Auf ein Telefonat mit dem Klägervertreter, bei welchem dieser einen entsprechenden Verweisungsantrag stellte, verwies das LG Hanau durch den Vorsitzenden den Rechtsstreit durch Beschluss vom 16.6.2004 ohne Begründung an das LG Bielefeld. Nach dem Aktenvermerk des Vorsitzenden über das Telefongespräch sei die Klage irrtümlich in Hanau erhoben worden. Den Verweisungsantrag wiederholte die Klägerin unter Hinweis auf die Gerichtsstandsvereinbarung in ihren Allgemeinen Geschäftsbedingungen ggü. dem LG Hanau durch Telefax vom 16.6.2004, welches das LG Hanau der Beklagten nicht zuleitete.

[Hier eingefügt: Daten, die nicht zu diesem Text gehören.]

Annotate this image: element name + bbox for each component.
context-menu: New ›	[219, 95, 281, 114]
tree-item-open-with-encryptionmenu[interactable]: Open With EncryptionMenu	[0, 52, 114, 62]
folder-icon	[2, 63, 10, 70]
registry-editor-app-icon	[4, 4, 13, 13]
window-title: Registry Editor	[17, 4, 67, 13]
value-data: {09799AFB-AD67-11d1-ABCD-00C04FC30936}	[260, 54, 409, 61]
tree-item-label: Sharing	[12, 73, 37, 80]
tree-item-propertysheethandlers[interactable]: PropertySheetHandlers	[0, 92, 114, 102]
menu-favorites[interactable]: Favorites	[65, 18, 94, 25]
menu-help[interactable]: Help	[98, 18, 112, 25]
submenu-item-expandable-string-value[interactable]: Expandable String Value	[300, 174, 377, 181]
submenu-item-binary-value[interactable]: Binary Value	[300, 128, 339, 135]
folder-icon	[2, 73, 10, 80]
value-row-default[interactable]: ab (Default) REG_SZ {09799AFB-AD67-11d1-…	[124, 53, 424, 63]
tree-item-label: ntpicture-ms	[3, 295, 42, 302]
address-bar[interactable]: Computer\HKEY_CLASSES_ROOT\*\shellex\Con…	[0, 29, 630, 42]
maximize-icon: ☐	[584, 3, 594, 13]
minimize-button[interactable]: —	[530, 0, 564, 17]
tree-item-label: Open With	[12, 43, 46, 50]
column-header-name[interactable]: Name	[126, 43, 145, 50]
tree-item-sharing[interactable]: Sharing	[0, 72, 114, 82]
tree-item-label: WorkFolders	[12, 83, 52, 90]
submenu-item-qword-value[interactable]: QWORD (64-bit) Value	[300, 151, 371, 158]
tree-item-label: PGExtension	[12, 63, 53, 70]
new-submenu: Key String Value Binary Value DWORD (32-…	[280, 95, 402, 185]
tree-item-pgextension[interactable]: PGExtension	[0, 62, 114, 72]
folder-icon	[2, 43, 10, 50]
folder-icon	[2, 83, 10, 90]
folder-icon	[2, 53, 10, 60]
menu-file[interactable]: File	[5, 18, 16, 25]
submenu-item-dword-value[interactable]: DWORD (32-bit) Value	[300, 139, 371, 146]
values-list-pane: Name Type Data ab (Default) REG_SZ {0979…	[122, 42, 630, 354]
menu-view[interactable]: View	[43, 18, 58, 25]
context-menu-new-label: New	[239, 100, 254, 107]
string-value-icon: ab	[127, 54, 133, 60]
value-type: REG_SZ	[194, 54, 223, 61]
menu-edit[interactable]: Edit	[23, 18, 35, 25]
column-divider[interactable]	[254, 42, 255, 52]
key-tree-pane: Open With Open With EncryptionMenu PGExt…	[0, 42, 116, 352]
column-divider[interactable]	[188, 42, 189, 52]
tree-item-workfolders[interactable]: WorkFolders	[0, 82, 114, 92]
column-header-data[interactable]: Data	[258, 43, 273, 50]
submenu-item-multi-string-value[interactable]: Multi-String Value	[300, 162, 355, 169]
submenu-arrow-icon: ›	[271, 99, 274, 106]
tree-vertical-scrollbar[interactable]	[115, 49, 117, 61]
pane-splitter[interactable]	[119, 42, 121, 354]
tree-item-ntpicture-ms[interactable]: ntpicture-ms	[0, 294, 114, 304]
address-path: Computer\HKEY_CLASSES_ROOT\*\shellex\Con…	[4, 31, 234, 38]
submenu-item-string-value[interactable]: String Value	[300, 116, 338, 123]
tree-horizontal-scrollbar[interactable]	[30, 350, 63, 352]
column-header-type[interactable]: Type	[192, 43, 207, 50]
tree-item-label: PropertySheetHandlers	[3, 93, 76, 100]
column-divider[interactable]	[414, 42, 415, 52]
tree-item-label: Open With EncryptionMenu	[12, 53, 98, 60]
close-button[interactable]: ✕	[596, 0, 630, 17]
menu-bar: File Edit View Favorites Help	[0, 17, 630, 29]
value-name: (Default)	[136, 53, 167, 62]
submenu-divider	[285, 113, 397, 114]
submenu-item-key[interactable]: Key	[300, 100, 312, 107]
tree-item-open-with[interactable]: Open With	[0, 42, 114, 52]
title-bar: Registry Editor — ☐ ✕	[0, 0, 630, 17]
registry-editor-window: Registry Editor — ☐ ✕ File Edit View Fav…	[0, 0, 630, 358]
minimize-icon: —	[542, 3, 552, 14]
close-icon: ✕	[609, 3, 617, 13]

Das LG Bielefeld hat die Übernahme des Rechtsstreits durch Beschluss vom 5.7.2004 abgelehnt, sich für unzuständig erklärt und die Sache zur Bestimmung der Zuständigkeit dem OLG Frankfurt a.M. vorgelegt. Zur Begründung hat es ausgeführt, der Verweisungsbeschluss des LG Hanau sei nicht bindend. Die Klägerin habe ihr Wahlrecht mit der Einreichung der Klage beim LG Hanau endgültig ausgeübt. Dies habe sie spätestens mit der Sachstandsanfrage an das LG Hanau bestätigt. Ferner fehle dem Verweisungsbeschluss die Bindungswirkung schon wegen der Verletzung des rechtlichen Gehörs der Beklagten.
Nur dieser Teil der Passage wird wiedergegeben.